DUBAI // The head of one of Canada’s most economically powerful provinces has called on the federal government to resolve a disagreement with the UAE over landing rights for its airlines.
The Ontario Premier Dalton McGuinty said that the dispute between the two countries could jeopardise future business relationships.
“The UAE is kind of like the financial nerve centre for the Middle East,” he told Canadian media on Wednesday. “It would be the Chinese equivalent of Shanghai. We need to have a good trading relationship, we need to be on friendly terms with that part of the world.
“We’re seen in a different light, and a light we would prefer not to be seen in, in the UAE at present.”
Ontario is one of the leading exporters to the UAE in terms of airline landing equipment as well as healthcare, said Shane Philips, executive board member of the Canadian Business Council.
“There’s a really significant amount of trade between Ontario and the UAE,” he said, adding that the province ranks the UAE as the 17th biggest export market.
It has been reported previously that goods exports from Ontario to the UAE were valued at more than Dh1 billion in 2007, compared to Dh62 million from the UAE to the province.
The minister of economic development for the province, Sandra Pupatello, is in the Emirates leading a trade delegation of health care companies, who are bidding for key contracts.
She said that relations between the two countries were in a “cooling-off period” and hoped that a middle ground would be found.

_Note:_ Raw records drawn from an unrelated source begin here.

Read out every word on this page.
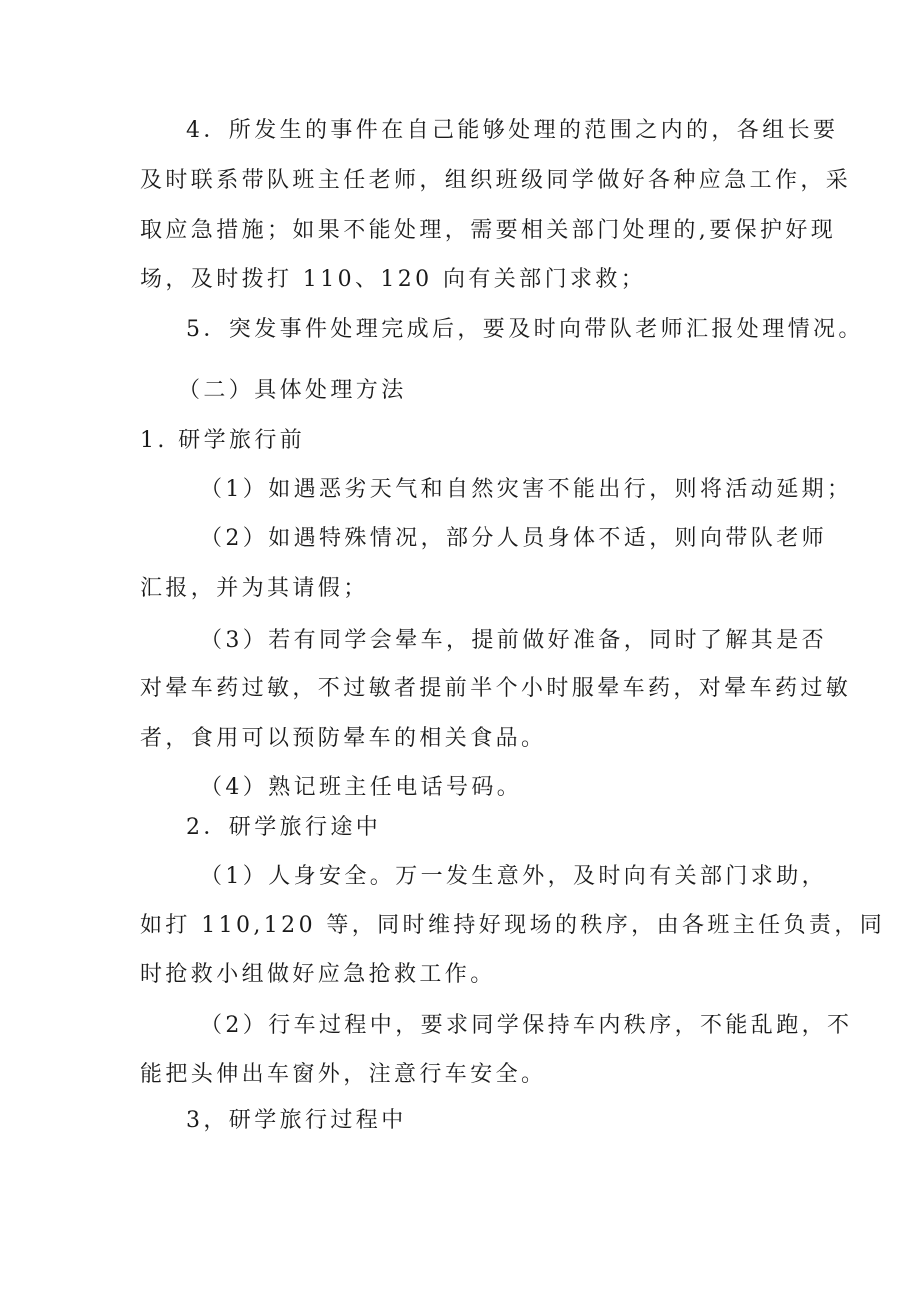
4．所发生的事件在自己能够处理的范围之内的，各组长要
及时联系带队班主任老师，组织班级同学做好各种应急工作，采
取应急措施；如果不能处理，需要相关部门处理的,要保护好现
场，及时拨打 110、120 向有关部门求救；
5．突发事件处理完成后，要及时向带队老师汇报处理情况。
（二）具体处理方法
1. 研学旅行前
（1）如遇恶劣天气和自然灾害不能出行，则将活动延期；
（2）如遇特殊情况，部分人员身体不适，则向带队老师
汇报，并为其请假；
（3）若有同学会晕车，提前做好准备，同时了解其是否
对晕车药过敏，不过敏者提前半个小时服晕车药，对晕车药过敏
者，食用可以预防晕车的相关食品。
（4）熟记班主任电话号码。
2．研学旅行途中
（1）人身安全。万一发生意外，及时向有关部门求助，
如打 110,120 等，同时维持好现场的秩序，由各班主任负责，同
时抢救小组做好应急抢救工作。
（2）行车过程中，要求同学保持车内秩序，不能乱跑，不
能把头伸出车窗外，注意行车安全。
3，研学旅行过程中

Mr Philips said on the whole the dispute, which began when Etihad and Emirates were denied daily landing rights, had not affected individual businesses.
“What I’ve seen on the street is that these issues are mostly on a federal level, while businesses are continuing to thrive,” he said. “Although it’s harder now to bring Canadians out here, it’s not having a huge impact.”
Mr McGuinty was unable to put a figure on any potential loss of business as a result of the row.
“It’s not about what we’ve lost,” he said. “It’s about the future.”